Reading deeper into that, it could be that the Terminator: Genesis script references events in Cameron’s original Terminator installment (which now happens to be 30 years old, by no coincidence). That would be an intriguing approach, similar to how this year’s Godzilla franchise reboot integrates events from the original 1954 film – as both a plot point and a meta-nod to the history of the property.
This new plot tidbit could also hint at how the Terminator reboot – the starting chapter in a new standalone movie trilogy which shall be accompanied by a tie-in TV series – will allow the 66-year old Schwarzenegger to reprise his iconic role in a logical fashion – one that doesn’t require quite so much suspension of disbelief, that is.
In other words, if the machine played by Arnold has spent decades in the past keeping watch over Sarah Connor as she grows up (with Emilia Clarke playing the 30-year old Sarah in the present-day), then it would explain why his “biological exoskeleton” (read: human exterior) has aged significantly, by the time Genesis picks up.
Hence, Simmons’ character would be useful as a plot device/exposition deliverer, as the detective who’s been keeping track on all these bizarre events surrounding Miss Connor over the year – and thus, someone able to explain the whole thing to other characters.
Confusing?
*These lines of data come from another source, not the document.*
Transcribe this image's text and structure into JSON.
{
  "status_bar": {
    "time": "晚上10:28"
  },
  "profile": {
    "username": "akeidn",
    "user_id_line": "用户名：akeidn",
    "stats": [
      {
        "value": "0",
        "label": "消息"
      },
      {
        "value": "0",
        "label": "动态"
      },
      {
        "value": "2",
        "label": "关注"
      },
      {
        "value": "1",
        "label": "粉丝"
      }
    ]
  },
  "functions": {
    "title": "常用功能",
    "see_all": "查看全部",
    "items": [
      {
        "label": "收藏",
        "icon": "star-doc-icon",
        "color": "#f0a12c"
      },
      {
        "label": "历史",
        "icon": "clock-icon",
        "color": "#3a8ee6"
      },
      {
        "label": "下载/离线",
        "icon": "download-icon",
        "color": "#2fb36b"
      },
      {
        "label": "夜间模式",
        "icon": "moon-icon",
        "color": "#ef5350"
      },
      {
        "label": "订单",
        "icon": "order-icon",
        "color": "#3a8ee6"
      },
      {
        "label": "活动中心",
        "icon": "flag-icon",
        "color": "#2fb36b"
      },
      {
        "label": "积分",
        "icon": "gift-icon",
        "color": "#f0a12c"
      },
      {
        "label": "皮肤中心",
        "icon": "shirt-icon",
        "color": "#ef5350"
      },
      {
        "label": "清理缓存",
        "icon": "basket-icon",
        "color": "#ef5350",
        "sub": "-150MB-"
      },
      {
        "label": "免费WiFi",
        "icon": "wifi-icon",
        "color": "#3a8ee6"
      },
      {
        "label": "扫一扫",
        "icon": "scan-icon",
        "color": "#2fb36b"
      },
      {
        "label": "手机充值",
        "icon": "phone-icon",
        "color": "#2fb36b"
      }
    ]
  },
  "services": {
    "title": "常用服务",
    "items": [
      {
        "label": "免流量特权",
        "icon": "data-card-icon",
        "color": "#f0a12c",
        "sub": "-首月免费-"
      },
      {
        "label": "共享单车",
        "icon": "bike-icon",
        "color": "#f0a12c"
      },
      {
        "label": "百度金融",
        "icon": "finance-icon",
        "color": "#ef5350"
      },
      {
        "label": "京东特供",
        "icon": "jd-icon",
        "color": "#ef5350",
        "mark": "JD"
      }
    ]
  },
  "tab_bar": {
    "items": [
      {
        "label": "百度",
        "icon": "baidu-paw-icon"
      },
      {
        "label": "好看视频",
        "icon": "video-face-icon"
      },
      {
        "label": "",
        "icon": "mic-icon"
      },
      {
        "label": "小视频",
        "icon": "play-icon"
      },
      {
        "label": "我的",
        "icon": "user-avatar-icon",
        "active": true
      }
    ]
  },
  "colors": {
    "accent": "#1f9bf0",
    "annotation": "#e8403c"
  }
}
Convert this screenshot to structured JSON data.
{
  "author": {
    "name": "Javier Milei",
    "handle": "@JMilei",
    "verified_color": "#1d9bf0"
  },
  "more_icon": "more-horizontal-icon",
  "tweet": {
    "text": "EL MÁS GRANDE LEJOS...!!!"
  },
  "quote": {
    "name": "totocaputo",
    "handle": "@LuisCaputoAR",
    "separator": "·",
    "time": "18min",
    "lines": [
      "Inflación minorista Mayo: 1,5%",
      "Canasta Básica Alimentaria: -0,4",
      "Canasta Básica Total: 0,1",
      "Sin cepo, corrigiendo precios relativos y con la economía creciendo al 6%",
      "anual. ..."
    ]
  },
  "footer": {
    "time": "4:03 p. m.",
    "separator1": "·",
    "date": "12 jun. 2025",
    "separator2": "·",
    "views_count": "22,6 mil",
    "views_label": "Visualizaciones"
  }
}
Most likely, but at this stage it’s difficult to see how director Alan Taylor’s (Thor: The Dark World) Terminator reboot is going to be able to clean-up the franchise’s convoluted narrative continuity without pulling some crazy sci-fi/time-travel explanations (a la J.J. Abrams’ Star Trek reboot). So long as the story – whatever it is – brings the franchise back to its more thoughtful sci-fi/horror roots, then I’m good with it.
Have you own thoughts/theories about the plot for Terminator: Genesis? Let us hear them in the comments section!
Terminator: Genesis is scheduled to open in U.S. theaters on July 1st, 2015.